Tiba di penerbit koran "Pasti Fakta", Bagas dan Prima segera masuk, sedangkan Pak Adhikara memilih untuk tetap berada di mobil, menunggu di parkiran.
Sembari melangkah dari parkiran menuju pintu masuk, Prima berkata, "Gedungnya kayak udah tua banget ya, Gas."
"Iya. Pak Adhikara bilang ini penerbit yang paling tua."
"Oh," Prima mengangguk-ngangguk. Keduanya pun tiba di dalam dan terlihat meja resepsionis atau semacam itu.
"Gue duduk aja ya," pinta Prima. Dirinya mendekati kursi yang ada di dekat pintu masuk. Ia berpikir lebih baik duduk menunggu Bagas yang bicara dengan orang-orang di tempat itu.
Bagas pun menemui seorang bapak yang duduk di depan meja resepsionis. Usianya barangkali seperti Adhikara. Dengan bahasa India, Bagas menyapa dengan sopan.
"Selamat pagi, Pak."
"Pagi," jawab orang itu dengan cuek. Bagas tetap memberi senyum.
"Saya ke sini mau cari..."
"Tidak ada! Tidak ada sumbangan!"
Bagas terbelalak. Baju yang ia kenakan ia pakai sudah bermerek, begitu pun tas, jam tangan, hingga sepatu. Lalu si Bapak dengan tegasnya menganggap dirinya peminta sumbangan?
Tidak semudah itu Pak Ferguso, batin Bagas. Demikian ia menamai sang Bapak.

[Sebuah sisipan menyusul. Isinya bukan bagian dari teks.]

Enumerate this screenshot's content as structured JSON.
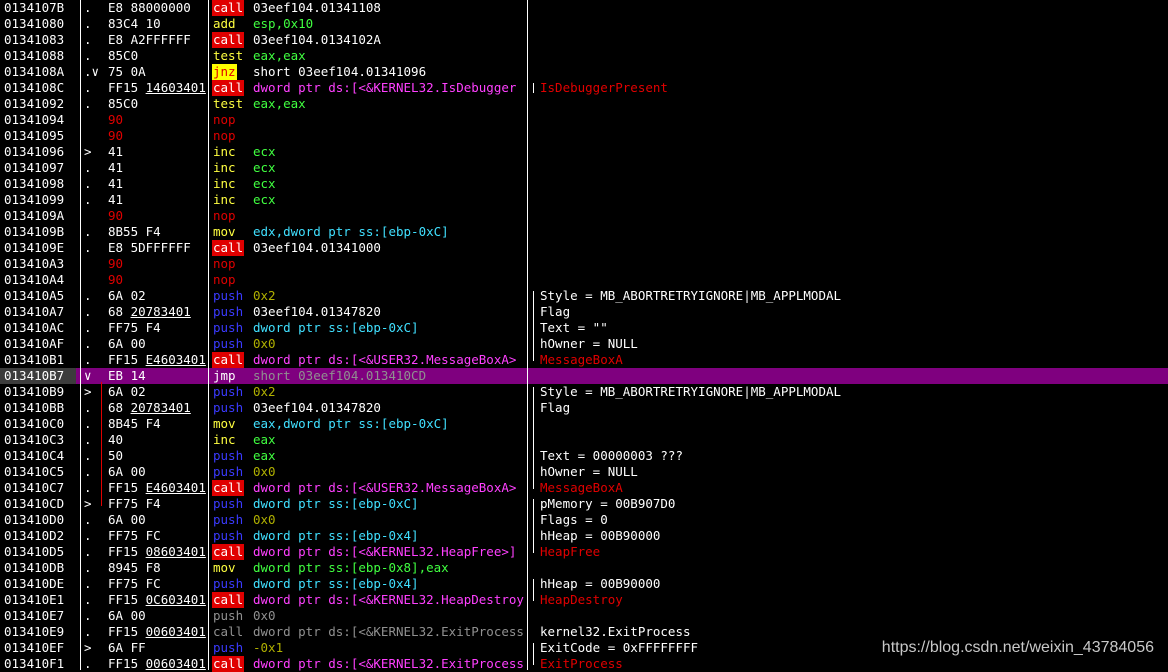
{
  "rows": [
    {
      "addr": "0134107B",
      "mark": ".",
      "bytes": "E8 88000000",
      "mnem": "call",
      "mc": "m-call",
      "ops": "03eef104.01341108",
      "oc": "o-white",
      "cmt": ""
    },
    {
      "addr": "01341080",
      "mark": ".",
      "bytes": "83C4 10",
      "mnem": "add",
      "mc": "m-add",
      "ops": "esp,0x10",
      "oc": "o-green",
      "cmt": ""
    },
    {
      "addr": "01341083",
      "mark": ".",
      "bytes": "E8 A2FFFFFF",
      "mnem": "call",
      "mc": "m-call",
      "ops": "03eef104.0134102A",
      "oc": "o-white",
      "cmt": ""
    },
    {
      "addr": "01341088",
      "mark": ".",
      "bytes": "85C0",
      "mnem": "test",
      "mc": "m-test",
      "ops": "eax,eax",
      "oc": "o-green",
      "cmt": ""
    },
    {
      "addr": "0134108A",
      "mark": ".∨",
      "bytes": "75 0A",
      "mnem": "jnz",
      "mc": "m-jnz",
      "ops": "short 03eef104.01341096",
      "oc": "o-white",
      "cmt": ""
    },
    {
      "addr": "0134108C",
      "mark": ".",
      "bytes": "FF15 14603401",
      "mnem": "call",
      "mc": "m-call",
      "ops": "dword ptr ds:[<&KERNEL32.IsDebugger",
      "oc": "o-magenta",
      "cmt": "IsDebuggerPresent",
      "cc": "c-red"
    },
    {
      "addr": "01341092",
      "mark": ".",
      "bytes": "85C0",
      "mnem": "test",
      "mc": "m-test",
      "ops": "eax,eax",
      "oc": "o-green",
      "cmt": ""
    },
    {
      "addr": "01341094",
      "mark": "",
      "bytes": "90",
      "bc": "b-red",
      "mnem": "nop",
      "mc": "m-nop",
      "ops": "",
      "oc": "o-white",
      "cmt": ""
    },
    {
      "addr": "01341095",
      "mark": "",
      "bytes": "90",
      "bc": "b-red",
      "mnem": "nop",
      "mc": "m-nop",
      "ops": "",
      "oc": "o-white",
      "cmt": ""
    },
    {
      "addr": "01341096",
      "mark": ">",
      "bytes": "41",
      "mnem": "inc",
      "mc": "m-inc",
      "ops": "ecx",
      "oc": "o-green",
      "cmt": ""
    },
    {
      "addr": "01341097",
      "mark": ".",
      "bytes": "41",
      "mnem": "inc",
      "mc": "m-inc",
      "ops": "ecx",
      "oc": "o-green",
      "cmt": ""
    },
    {
      "addr": "01341098",
      "mark": ".",
      "bytes": "41",
      "mnem": "inc",
      "mc": "m-inc",
      "ops": "ecx",
      "oc": "o-green",
      "cmt": ""
    },
    {
      "addr": "01341099",
      "mark": ".",
      "bytes": "41",
      "mnem": "inc",
      "mc": "m-inc",
      "ops": "ecx",
      "oc": "o-green",
      "cmt": ""
    },
    {
      "addr": "0134109A",
      "mark": "",
      "bytes": "90",
      "bc": "b-red",
      "mnem": "nop",
      "mc": "m-nop",
      "ops": "",
      "oc": "o-white",
      "cmt": ""
    },
    {
      "addr": "0134109B",
      "mark": ".",
      "bytes": "8B55 F4",
      "mnem": "mov",
      "mc": "m-mov",
      "ops": "edx,dword ptr ss:[ebp-0xC]",
      "oc": "o-cyan",
      "cmt": ""
    },
    {
      "addr": "0134109E",
      "mark": ".",
      "bytes": "E8 5DFFFFFF",
      "mnem": "call",
      "mc": "m-call",
      "ops": "03eef104.01341000",
      "oc": "o-white",
      "cmt": ""
    },
    {
      "addr": "013410A3",
      "mark": "",
      "bytes": "90",
      "bc": "b-red",
      "mnem": "nop",
      "mc": "m-nop",
      "ops": "",
      "oc": "o-white",
      "cmt": ""
    },
    {
      "addr": "013410A4",
      "mark": "",
      "bytes": "90",
      "bc": "b-red",
      "mnem": "nop",
      "mc": "m-nop",
      "ops": "",
      "oc": "o-white",
      "cmt": ""
    },
    {
      "addr": "013410A5",
      "mark": ".",
      "bytes": "6A 02",
      "mnem": "push",
      "mc": "m-push",
      "ops": "0x2",
      "oc": "o-olive",
      "cmt": "Style = MB_ABORTRETRYIGNORE|MB_APPLMODAL",
      "cc": "c-white"
    },
    {
      "addr": "013410A7",
      "mark": ".",
      "bytes": "68 20783401",
      "mnem": "push",
      "mc": "m-push",
      "ops": "03eef104.01347820",
      "oc": "o-white",
      "cmt": "Flag",
      "cc": "c-white"
    },
    {
      "addr": "013410AC",
      "mark": ".",
      "bytes": "FF75 F4",
      "mnem": "push",
      "mc": "m-push",
      "ops": "dword ptr ss:[ebp-0xC]",
      "oc": "o-cyan",
      "cmt": "Text = \"\"",
      "cc": "c-white"
    },
    {
      "addr": "013410AF",
      "mark": ".",
      "bytes": "6A 00",
      "mnem": "push",
      "mc": "m-push",
      "ops": "0x0",
      "oc": "o-olive",
      "cmt": "hOwner = NULL",
      "cc": "c-white"
    },
    {
      "addr": "013410B1",
      "mark": ".",
      "bytes": "FF15 E4603401",
      "mnem": "call",
      "mc": "m-call",
      "ops": "dword ptr ds:[<&USER32.MessageBoxA>",
      "oc": "o-magenta",
      "cmt": "MessageBoxA",
      "cc": "c-red"
    },
    {
      "addr": "013410B7",
      "mark": "∨",
      "bytes": "EB 14",
      "mnem": "jmp",
      "mc": "m-jmp",
      "ops": "short 03eef104.013410CD",
      "oc": "o-gray",
      "cmt": "",
      "sel": true
    },
    {
      "addr": "013410B9",
      "mark": ">",
      "bytes": "6A 02",
      "mnem": "push",
      "mc": "m-push",
      "ops": "0x2",
      "oc": "o-olive",
      "cmt": "Style = MB_ABORTRETRYIGNORE|MB_APPLMODAL",
      "cc": "c-white"
    },
    {
      "addr": "013410BB",
      "mark": ".",
      "bytes": "68 20783401",
      "mnem": "push",
      "mc": "m-push",
      "ops": "03eef104.01347820",
      "oc": "o-white",
      "cmt": "Flag",
      "cc": "c-white"
    },
    {
      "addr": "013410C0",
      "mark": ".",
      "bytes": "8B45 F4",
      "mnem": "mov",
      "mc": "m-mov",
      "ops": "eax,dword ptr ss:[ebp-0xC]",
      "oc": "o-cyan",
      "cmt": ""
    },
    {
      "addr": "013410C3",
      "mark": ".",
      "bytes": "40",
      "mnem": "inc",
      "mc": "m-inc",
      "ops": "eax",
      "oc": "o-green",
      "cmt": ""
    },
    {
      "addr": "013410C4",
      "mark": ".",
      "bytes": "50",
      "mnem": "push",
      "mc": "m-push",
      "ops": "eax",
      "oc": "o-green",
      "cmt": "Text = 00000003 ???",
      "cc": "c-white"
    },
    {
      "addr": "013410C5",
      "mark": ".",
      "bytes": "6A 00",
      "mnem": "push",
      "mc": "m-push",
      "ops": "0x0",
      "oc": "o-olive",
      "cmt": "hOwner = NULL",
      "cc": "c-white"
    },
    {
      "addr": "013410C7",
      "mark": ".",
      "bytes": "FF15 E4603401",
      "mnem": "call",
      "mc": "m-call",
      "ops": "dword ptr ds:[<&USER32.MessageBoxA>",
      "oc": "o-magenta",
      "cmt": "MessageBoxA",
      "cc": "c-red"
    },
    {
      "addr": "013410CD",
      "mark": ">",
      "bytes": "FF75 F4",
      "mnem": "push",
      "mc": "m-push",
      "ops": "dword ptr ss:[ebp-0xC]",
      "oc": "o-cyan",
      "cmt": "pMemory = 00B907D0",
      "cc": "c-white"
    },
    {
      "addr": "013410D0",
      "mark": ".",
      "bytes": "6A 00",
      "mnem": "push",
      "mc": "m-push",
      "ops": "0x0",
      "oc": "o-olive",
      "cmt": "Flags = 0",
      "cc": "c-white"
    },
    {
      "addr": "013410D2",
      "mark": ".",
      "bytes": "FF75 FC",
      "mnem": "push",
      "mc": "m-push",
      "ops": "dword ptr ss:[ebp-0x4]",
      "oc": "o-cyan",
      "cmt": "hHeap = 00B90000",
      "cc": "c-white"
    },
    {
      "addr": "013410D5",
      "mark": ".",
      "bytes": "FF15 08603401",
      "mnem": "call",
      "mc": "m-call",
      "ops": "dword ptr ds:[<&KERNEL32.HeapFree>]",
      "oc": "o-magenta",
      "cmt": "HeapFree",
      "cc": "c-red"
    },
    {
      "addr": "013410DB",
      "mark": ".",
      "bytes": "8945 F8",
      "mnem": "mov",
      "mc": "m-mov",
      "ops": "dword ptr ss:[ebp-0x8],eax",
      "oc": "o-green",
      "cmt": ""
    },
    {
      "addr": "013410DE",
      "mark": ".",
      "bytes": "FF75 FC",
      "mnem": "push",
      "mc": "m-push",
      "ops": "dword ptr ss:[ebp-0x4]",
      "oc": "o-cyan",
      "cmt": "hHeap = 00B90000",
      "cc": "c-white"
    },
    {
      "addr": "013410E1",
      "mark": ".",
      "bytes": "FF15 0C603401",
      "mnem": "call",
      "mc": "m-call",
      "ops": "dword ptr ds:[<&KERNEL32.HeapDestroy",
      "oc": "o-magenta",
      "cmt": "HeapDestroy",
      "cc": "c-red"
    },
    {
      "addr": "013410E7",
      "mark": ".",
      "bytes": "6A 00",
      "mnem": "push",
      "mc": "m-gray",
      "ops": "0x0",
      "oc": "o-gray",
      "cmt": ""
    },
    {
      "addr": "013410E9",
      "mark": ".",
      "bytes": "FF15 00603401",
      "mnem": "call",
      "mc": "m-gray",
      "ops": "dword ptr ds:[<&KERNEL32.ExitProcess",
      "oc": "o-gray",
      "cmt": "kernel32.ExitProcess",
      "cc": "c-white"
    },
    {
      "addr": "013410EF",
      "mark": ">",
      "bytes": "6A FF",
      "mnem": "push",
      "mc": "m-push",
      "ops": "-0x1",
      "oc": "o-olive",
      "cmt": "ExitCode = 0xFFFFFFFF",
      "cc": "c-white"
    },
    {
      "addr": "013410F1",
      "mark": ".",
      "bytes": "FF15 00603401",
      "mnem": "call",
      "mc": "m-call",
      "ops": "dword ptr ds:[<&KERNEL32.ExitProcess",
      "oc": "o-magenta",
      "cmt": "ExitProcess",
      "cc": "c-red"
    }
  ],
  "watermark": "https://blog.csdn.net/weixin_43784056"
}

"Maaf, Pak. Saya mau cari seseorang."
"Kamu lihat? Kami sedang sibuk," jawabnya begitu cuek. Padahal sedari tadi ia hanya menghitung lembaran uang Rupee. Bagas menjadi curiga apakah meja ini meja resepsionis ataukah meja kasir?
"Pak, can you help me?" tanya Bagas kini berbahasa Inggris. Mungkin dengan begini, si Bapak bisa berpikir bahwa Bagas adalah turis, bukan orang India bahkan bukan peminta sumbangan.
"Oh, what can i help?" tanyanya. Bagas melega sebab Bapak itu seketika tidak lagi cuek seperti di awal.
"I need to see Vidiva Ayresvati. Is she working here?"
Alis bapak itu kini bertaut. Matanya berkedip cepat seakan sedang berpikir. Lalu ia menjawab, "Sorry. Tidak ada nama itu di sini."
"Benarkah?"
"Nahin. Tidak ada nama itu di sini. Silahkan cari ke tempat lain, ya. Thank you, Sir. Jangan lupa bayar biaya parkirnya."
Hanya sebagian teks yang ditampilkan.